Long-term JGB yields and the Topix index showed a muted reaction on the first trading day following Sunday’s upper house election result. USD/JPY retraced some of yesterday’s losses. In our view, Japan’s political gridlock means large scale stimulus or deficit spending is unlikely, which could ease upward pressure on JGB yields.

We see USD/JPY holding a wide 142.00-150.00 range the next few months. The drag to USD/JPY from broad USD weakness is partially cushioned by the Bank of Japan’s limited scope for further rate hikes.

 

EUROZONE

EUR/USD is firm around 1.1700. The ECB’s Q2 bank lending survey reinforces the case that the ECB is close to wrapping up easing. Credit standards for firm loans remained broadly unchanged and net demand for loans increased slightly. The swaps markets virtually rule-out odds of a July rate cut and price in one full 25bps cut over the next 12 months.

AUSTRALIA

AUD/USD is directionless just above psychological support at 0.6500. The RBA Minutes of the July 8 policy meeting confirmed more easing is in the pipeline. Indeed, “All members agreed that…the outlook was for underlying inflation to decline further in year-ended terms, warranting some additional reduction in interest rates over time.”

Recall, at that meeting, the RBA unexpectedly voted by a majority of 6-3 (unattributed) to hold rates steady at 3.85%. At the time, the swaps market had virtually fully priced-in a 25bps cut. According to the Minutes, a minority of members judged that the “downside risks to the economic outlook” supported the case to lower the cash rate target at this meeting. In contrast, a majority of members judged that lowering the cash rate a third time within the space of four meetings would not be consistent with “a cautious and gradual” approach to monetary policy easing.

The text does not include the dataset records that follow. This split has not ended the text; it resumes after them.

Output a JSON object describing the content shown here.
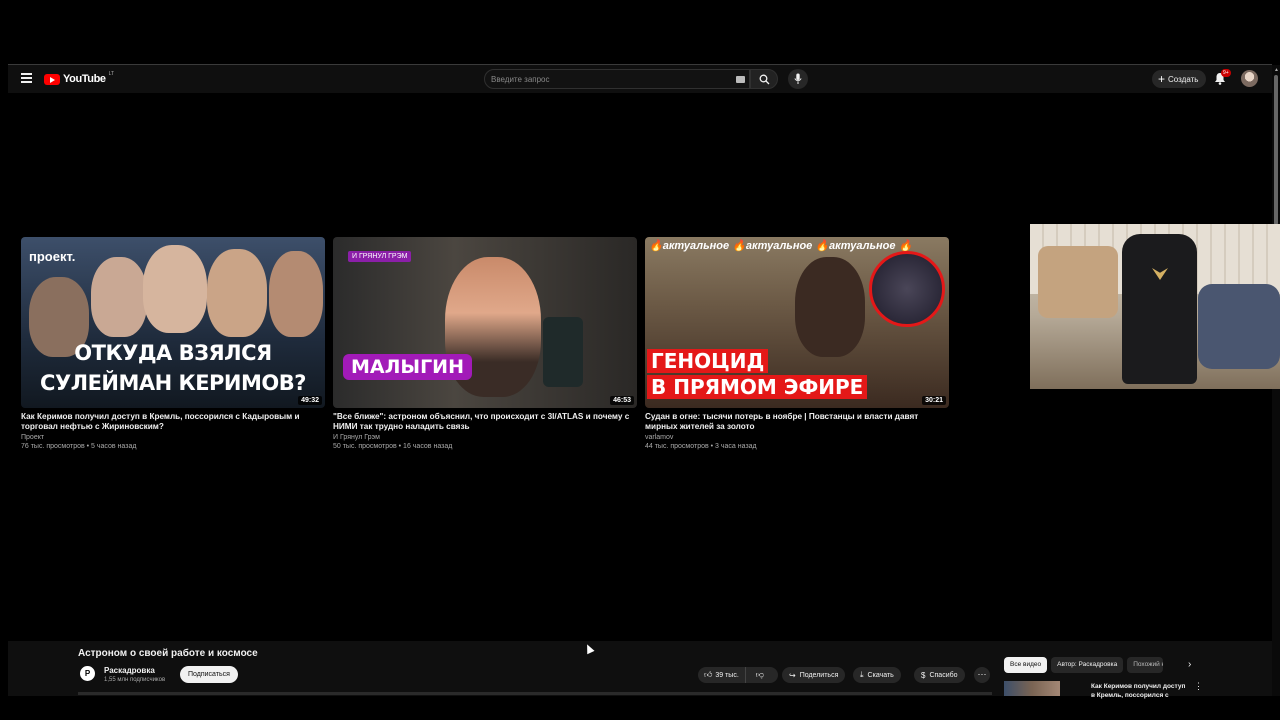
{
  "masthead": {
    "logo_text": "YouTube",
    "logo_sup": "LT",
    "search_placeholder": "Введите запрос",
    "create_label": "Создать",
    "notifications_badge": "9+"
  },
  "videos": [
    {
      "title": "Как Керимов получил доступ в Кремль, поссорился с Кадыровым и торговал нефтью с Жириновским?",
      "channel": "Проект",
      "views": "76 тыс. просмотров",
      "age": "5 часов назад",
      "duration": "49:32",
      "thumb_brand": "проект.",
      "thumb_line1": "ОТКУДА ВЗЯЛСЯ",
      "thumb_line2": "СУЛЕЙМАН КЕРИМОВ?"
    },
    {
      "title": "\"Все ближе\": астроном объяснил, что происходит с 3I/ATLAS и почему с НИМИ так трудно наладить связь",
      "channel": "И Грянул Грэм",
      "views": "50 тыс. просмотров",
      "age": "16 часов назад",
      "duration": "46:53",
      "thumb_tag": "И ГРЯНУЛ ГРЭМ",
      "thumb_name": "МАЛЫГИН"
    },
    {
      "title": "Судан в огне: тысячи потерь в ноябре | Повстанцы и власти давят мирных жителей за золото",
      "channel": "varlamov",
      "views": "44 тыс. просмотров",
      "age": "3 часа назад",
      "duration": "30:21",
      "thumb_top": "🔥актуальное 🔥актуальное 🔥актуальное 🔥",
      "thumb_line1": "ГЕНОЦИД",
      "thumb_line2": "В ПРЯМОМ ЭФИРЕ"
    }
  ],
  "watch": {
    "title": "Астроном о своей работе и космосе",
    "channel_name": "Раскадровка",
    "channel_initial": "P",
    "subscribers": "1,55 млн подписчиков",
    "subscribe_label": "Подписаться",
    "likes": "39 тыс.",
    "share_label": "Поделиться",
    "download_label": "Скачать",
    "thanks_label": "Спасибо",
    "more_label": "···"
  },
  "sidebar": {
    "chips": [
      "Все видео",
      "Автор: Раскадровка",
      "Похожий к"
    ],
    "related_title": "Как Керимов получил доступ в Кремль, поссорился с"
  },
  "colors": {
    "background": "#000000",
    "surface": "#0f0f0f",
    "pill": "#272727",
    "accent_red": "#ff0000",
    "purple_tag": "#a21ab8"
  }
}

The RBA looks set to resume easing on August 12. RBA cash rate futures fully price-in a 25bps cut in August and 75bps of total easing in the next 12 months. Meanwhile, the Bank of Canada (BOC) is nearly done easing. As such, AUD/CAD has room to grind lower towards the bottom of its three-month 0.8800-0.9000 range.

CANADA

USD/CAD price action will likely stay with its multi-week 1.3550-1.3800 range. The BOC’s Q2 Business Outlook Survey does not offer a clear-cut case for further easing. Firm’s indicator of future sales fell to a one year low at 6 vs. 13 in Q1 but the outlook for export sales improved. Meanwhile, a majority of firms plan to keep employment steady and inflation expectations remain within the Bank’s target range. The swaps curve still implies less than 10% odds of a 25bps cut at the next July 30 meeting and 80% probability of a final 25bps cut in the next 12 months.

HUNGARY

National Bank of Hungary is widely expected to keep rates steady at 6.50% (1:00pm London, 8:00am New York). At the last June 24 meeting, the bank decided unanimously to leave the base rate unchanged at 6.50%, marking the 9th consecutive hold since cutting rates 25bps in September 2024.

The bank showed no signs of departing from its hold stance warning that “For the rest of the year, inflation is expected to stay above the central bank tolerance band [3% +/-1%]” The swaps market continues to price in 50bps of easing over the next twelve months. Regardless, Hungary’s positive real interest rates and current account surplus (1.7% of GDP in Q1) will continue to underpin HUF.